15歳でデビューし、テレビやラジオで「末高斗夢」として活躍したが、20代半ばで仕事がぱたりと来なくなった。
活路を見いだした先が落語だった。
生き馬の目を抜くようなドライな「お笑い」の世界を知る身には、落語界は「過保護」にすら思える。
「落語界はどんな偉い師匠でも全員が同じ厳しい前座修業を経験している。だから絆が強い。師匠が教え、守ってくれる。先輩方が援護射撃してくれるシステムがある」
修業の厳しさを知らぬまま「落語家になりたい」ととむさんに相談する芸人もいるという。「『お笑い』が短距離走の笑いなら落語はマラソンの笑い。『お笑い』の刺激的な笑いを見て育った若いお客さんに落語の魅力をもっと伝えたい」と奮闘中だ。
青木さんは「時代が落語を求めている」と見る。
「落語はちょっと元気がない時に聴くのがいい。なぜなら、落語の主人公は失敗してばかり。でも長屋のコミュニティーで村八分に遭うことはない。立川談志師匠は『落語とは人間の業の肯定』とおっしゃいました。落語の人気が低迷したのは高度成長期とバブルの1980年代。絶好調の時、人は落語を求めない。今のブームは不透明で先行き不安な時代ゆえではないでしょうか」
では、若手を支えるファンたちの心情は?
小辰さんの噺を聴いていたファン歴25年の女性は「真打ち前の二ツ目を聴くのが一番楽しい」ときっぱり。

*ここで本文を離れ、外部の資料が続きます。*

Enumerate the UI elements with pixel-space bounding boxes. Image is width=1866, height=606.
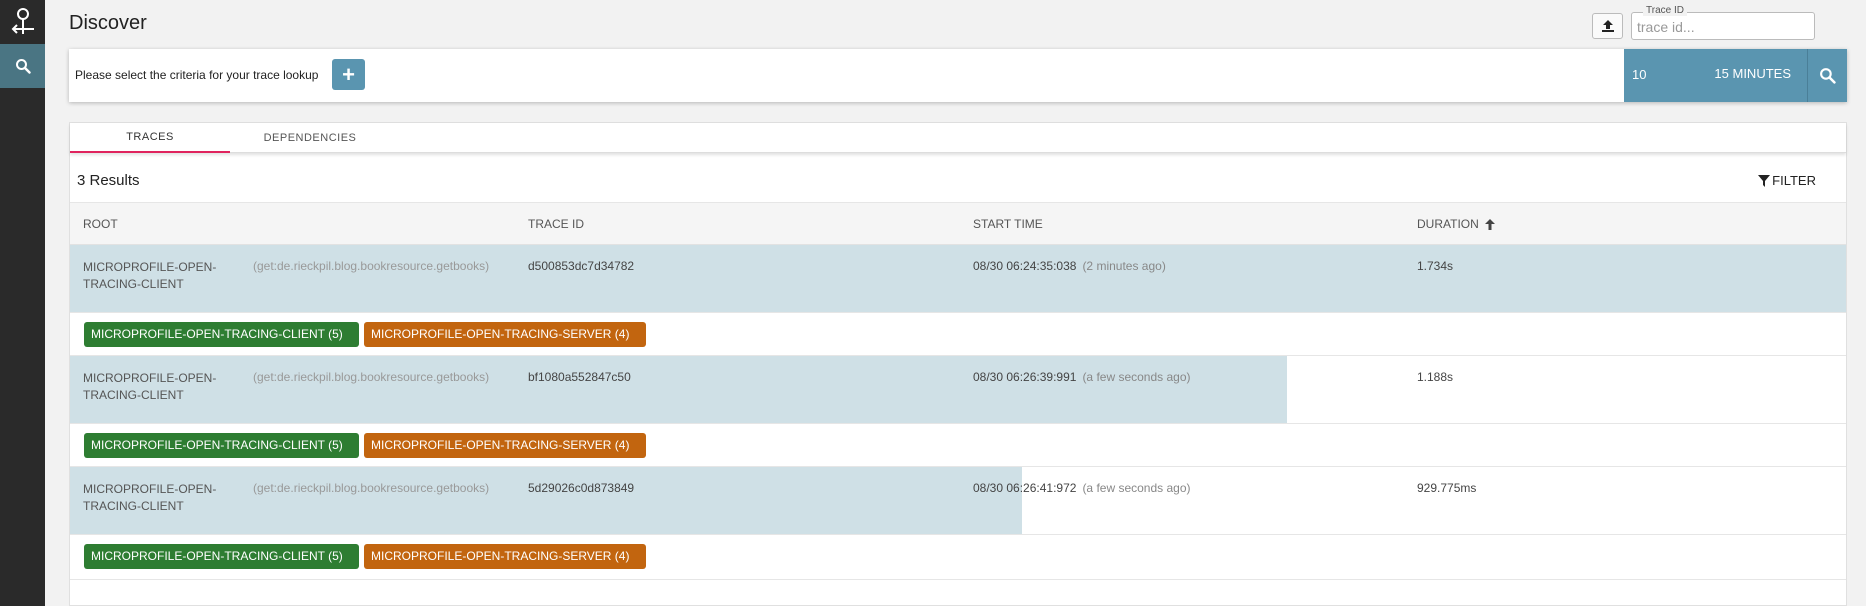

「私が目をつけた子は将来大抵売れるの。的中率90%かな」
二ツ目を好んで見にくる古くからの男性ファンから、青木さんはこんな言葉を聞いたことがあるという。
「(柳家)小三治師匠みたいに完璧なエンターテインメントではなく、ドキュメンタリーを見に来てんだ。大リーグじゃなく甲子園。頑張っても失敗する日もあれば、ホームランをかっ飛ばす日もある。二ツ目の落語には、そんな面白さがある」。
なるほど、だから、つい応援したくなるのか。
多様な若手がしのぎを削る落語界の「ドキュメンタリー」には、名人たちの人情噺のように、“泣き笑い”のドラマがたっぷり詰まっている。

・・・・なるほど。
その通りのような、ちょっと違うような。